Figure 7: Overall Performance Figure 8: After Change in the Bus Speed

Initially, when the bus speed was 8, all the agents found the shortest path by riding the bus. In the first 8,000 episodes, a thick line represents that the agents are exploring since the epsilon of the agents is set to 0.05. DynaQ, DynaQ+, and Q-learning found the shortest path in around 40 steps, followed by Sarsa, Q-learning, and Expected Sarsa. After 8,000 episodes, by the time where all the agents were relatively stable to take the bus to reach the terminal state, the bus speed was decelerated to 1.

Figure 7 and Figure 8 illustrates averaged results over 300 runs for the five agents. The graph shows the number of steps per episode. In the first 8,000 episodes, all the five agents found the shortest route by taking the bus. After the bus speed had decelerated to 1, DynaQ+ solved the Bus Speed 8 -> 1 experiment in around than 30 episodes, followed by Q-learning, DynaQ agents. Sarsa and Expected Sarsa were slow in finding the shortest walking path here since they explored around 10,000 episodes.

Bus speed 1 -> 8

Figure 9: Overall Performance Figure 10: After Change in the Bus Speed

After 8,000 steps all the agents learned to walk the shortest path to the terminal state. Then the bus speed accelerated to 8 creating the shorter path without interfering with the previously found shortest path. Unlike previous Bus Speed 1 -> 8 held on Bus Gridworld1, the epsilon of the five agents stayed the same. Hence they were not forced to explore more.

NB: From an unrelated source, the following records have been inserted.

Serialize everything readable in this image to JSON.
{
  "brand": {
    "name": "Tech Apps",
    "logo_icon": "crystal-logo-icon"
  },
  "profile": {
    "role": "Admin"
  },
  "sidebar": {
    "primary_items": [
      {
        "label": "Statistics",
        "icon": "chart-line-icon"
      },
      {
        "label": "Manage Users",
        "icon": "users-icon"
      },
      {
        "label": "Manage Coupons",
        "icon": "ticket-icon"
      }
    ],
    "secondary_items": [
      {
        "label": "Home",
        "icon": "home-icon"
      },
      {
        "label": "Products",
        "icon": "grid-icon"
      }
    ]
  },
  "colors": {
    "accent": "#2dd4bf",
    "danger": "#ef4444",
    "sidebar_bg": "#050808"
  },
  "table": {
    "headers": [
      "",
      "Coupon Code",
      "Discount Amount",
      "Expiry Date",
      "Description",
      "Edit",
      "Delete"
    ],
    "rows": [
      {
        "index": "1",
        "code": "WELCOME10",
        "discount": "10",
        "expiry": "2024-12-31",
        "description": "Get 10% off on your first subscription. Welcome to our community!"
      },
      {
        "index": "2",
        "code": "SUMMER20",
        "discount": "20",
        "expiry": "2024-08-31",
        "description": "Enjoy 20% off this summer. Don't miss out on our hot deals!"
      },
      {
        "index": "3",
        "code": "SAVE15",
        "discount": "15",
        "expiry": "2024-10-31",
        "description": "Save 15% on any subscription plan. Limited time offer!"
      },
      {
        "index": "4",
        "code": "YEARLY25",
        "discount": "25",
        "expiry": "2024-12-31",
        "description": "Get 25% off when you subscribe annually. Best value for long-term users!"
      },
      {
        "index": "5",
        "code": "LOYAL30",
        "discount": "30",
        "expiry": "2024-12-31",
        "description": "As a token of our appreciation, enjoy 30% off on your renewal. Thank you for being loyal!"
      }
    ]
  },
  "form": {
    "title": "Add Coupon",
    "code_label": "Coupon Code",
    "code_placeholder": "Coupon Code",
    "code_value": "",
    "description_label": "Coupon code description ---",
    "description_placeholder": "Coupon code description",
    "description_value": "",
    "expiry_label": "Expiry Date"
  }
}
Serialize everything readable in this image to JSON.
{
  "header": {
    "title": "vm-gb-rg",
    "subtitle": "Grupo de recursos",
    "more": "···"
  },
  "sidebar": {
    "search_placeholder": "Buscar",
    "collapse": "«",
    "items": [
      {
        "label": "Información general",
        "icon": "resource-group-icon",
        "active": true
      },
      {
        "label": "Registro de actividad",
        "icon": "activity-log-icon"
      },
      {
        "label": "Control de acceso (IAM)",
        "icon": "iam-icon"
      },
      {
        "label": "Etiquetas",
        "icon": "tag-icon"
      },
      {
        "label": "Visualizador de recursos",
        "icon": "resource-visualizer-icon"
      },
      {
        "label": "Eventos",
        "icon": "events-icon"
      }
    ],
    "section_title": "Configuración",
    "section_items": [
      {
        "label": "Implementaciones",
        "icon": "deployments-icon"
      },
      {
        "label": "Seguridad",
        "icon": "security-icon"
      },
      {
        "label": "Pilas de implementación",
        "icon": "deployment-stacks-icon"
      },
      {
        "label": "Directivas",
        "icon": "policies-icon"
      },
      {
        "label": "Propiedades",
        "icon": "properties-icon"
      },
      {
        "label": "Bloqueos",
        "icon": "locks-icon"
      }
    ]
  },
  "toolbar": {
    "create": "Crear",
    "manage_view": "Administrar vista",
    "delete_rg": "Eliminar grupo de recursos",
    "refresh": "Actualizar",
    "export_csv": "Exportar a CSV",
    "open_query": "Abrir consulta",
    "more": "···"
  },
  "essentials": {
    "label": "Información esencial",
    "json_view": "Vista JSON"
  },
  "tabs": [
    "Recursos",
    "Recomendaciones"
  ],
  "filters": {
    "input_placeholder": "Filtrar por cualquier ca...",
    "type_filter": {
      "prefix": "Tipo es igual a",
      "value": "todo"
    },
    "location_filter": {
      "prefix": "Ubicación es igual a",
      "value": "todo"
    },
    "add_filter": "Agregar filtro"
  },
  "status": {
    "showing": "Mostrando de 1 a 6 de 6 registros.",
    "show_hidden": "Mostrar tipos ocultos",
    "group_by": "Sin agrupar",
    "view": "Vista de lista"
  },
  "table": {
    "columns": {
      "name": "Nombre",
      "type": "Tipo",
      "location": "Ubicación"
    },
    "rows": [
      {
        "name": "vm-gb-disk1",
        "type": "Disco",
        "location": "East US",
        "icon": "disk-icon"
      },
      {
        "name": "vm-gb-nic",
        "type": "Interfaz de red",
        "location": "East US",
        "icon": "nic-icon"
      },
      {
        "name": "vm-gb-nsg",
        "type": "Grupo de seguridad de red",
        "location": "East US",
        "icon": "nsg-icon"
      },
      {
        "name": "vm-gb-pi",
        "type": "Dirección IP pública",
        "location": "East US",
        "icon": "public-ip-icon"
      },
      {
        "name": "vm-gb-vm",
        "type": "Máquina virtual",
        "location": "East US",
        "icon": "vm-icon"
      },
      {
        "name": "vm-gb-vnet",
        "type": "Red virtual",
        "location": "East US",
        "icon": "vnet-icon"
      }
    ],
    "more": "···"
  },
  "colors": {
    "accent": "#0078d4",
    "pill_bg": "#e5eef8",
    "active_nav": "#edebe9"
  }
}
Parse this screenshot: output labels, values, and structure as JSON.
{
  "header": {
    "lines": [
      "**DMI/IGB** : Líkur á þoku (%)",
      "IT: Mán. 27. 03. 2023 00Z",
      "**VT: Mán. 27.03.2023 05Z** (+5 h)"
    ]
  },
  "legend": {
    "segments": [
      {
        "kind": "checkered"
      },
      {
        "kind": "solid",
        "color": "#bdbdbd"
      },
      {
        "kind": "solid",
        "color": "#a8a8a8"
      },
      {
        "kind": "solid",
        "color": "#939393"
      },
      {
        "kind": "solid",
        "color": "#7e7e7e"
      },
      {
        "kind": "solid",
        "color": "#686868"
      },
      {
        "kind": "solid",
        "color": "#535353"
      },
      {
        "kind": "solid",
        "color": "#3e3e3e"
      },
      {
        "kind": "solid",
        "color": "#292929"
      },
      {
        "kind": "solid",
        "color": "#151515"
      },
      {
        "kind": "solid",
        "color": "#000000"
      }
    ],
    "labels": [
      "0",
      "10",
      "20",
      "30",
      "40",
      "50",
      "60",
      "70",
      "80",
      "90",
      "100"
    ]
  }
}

The Figure 9 and Figure 10 shows the results averaged over 300 runs and then smoothed by the mean of the following 100 episodes. In the first 8,000 episodes, all the five agents found the shortest route by walking to the terminal state. After the bus speed accelerated to 8, the straight line for Expected Sarsa agent of Figure 10 reveals that it was unable to find the path to ride the bus. At around 20,000 steps, DynaQ agent found the way to ride the bus followed by Sarsa, Q-learning, and DynaQ+ agents.

Result

In the experiment where the environment got worse, Bus Speed 8 -> 1, Dyna-Q agents quickly adapted to the world as expected. However in the experiment where the environment got better, Bus Speed 1 -> 8, Dyna systems did not explore much to find the shorter path. However, Figure 6 shows that when the agents were given high epsilon by the time environment changed, Sarsa agent was able to find the shorter path.

From these experiments, I conclude that Dyna systems generally adapt to the non-stationary environment faster compared to other agents. However, if forced to explore more by the time the environment changes, Sarsa adapted to the environment better compared to the DynaQ+ Agent. This result contradicts the feature of Dyna-Q architectures that they are easy to adapt for use in changing environments. The discrepancy is perhaps due to the sensitivity issues of Dyna-Q agents.

Conclusion

The experiments performed in the paper are restricted to the two different non-stationary Bus Gridworld. Also the limited number of the state-action pairs as well as the finite number of parameter sets tried on the five agents may have affected the result of the experiments. However, I showed that Bus Gridworld creates non-stationary environment that could be used in testing how well the agents adapt to the changing environment. I believe that more experiments such as using options should be conducted on this domain to compare the robustness of the agents on the non-stationary environment. However, I defer this for the future work.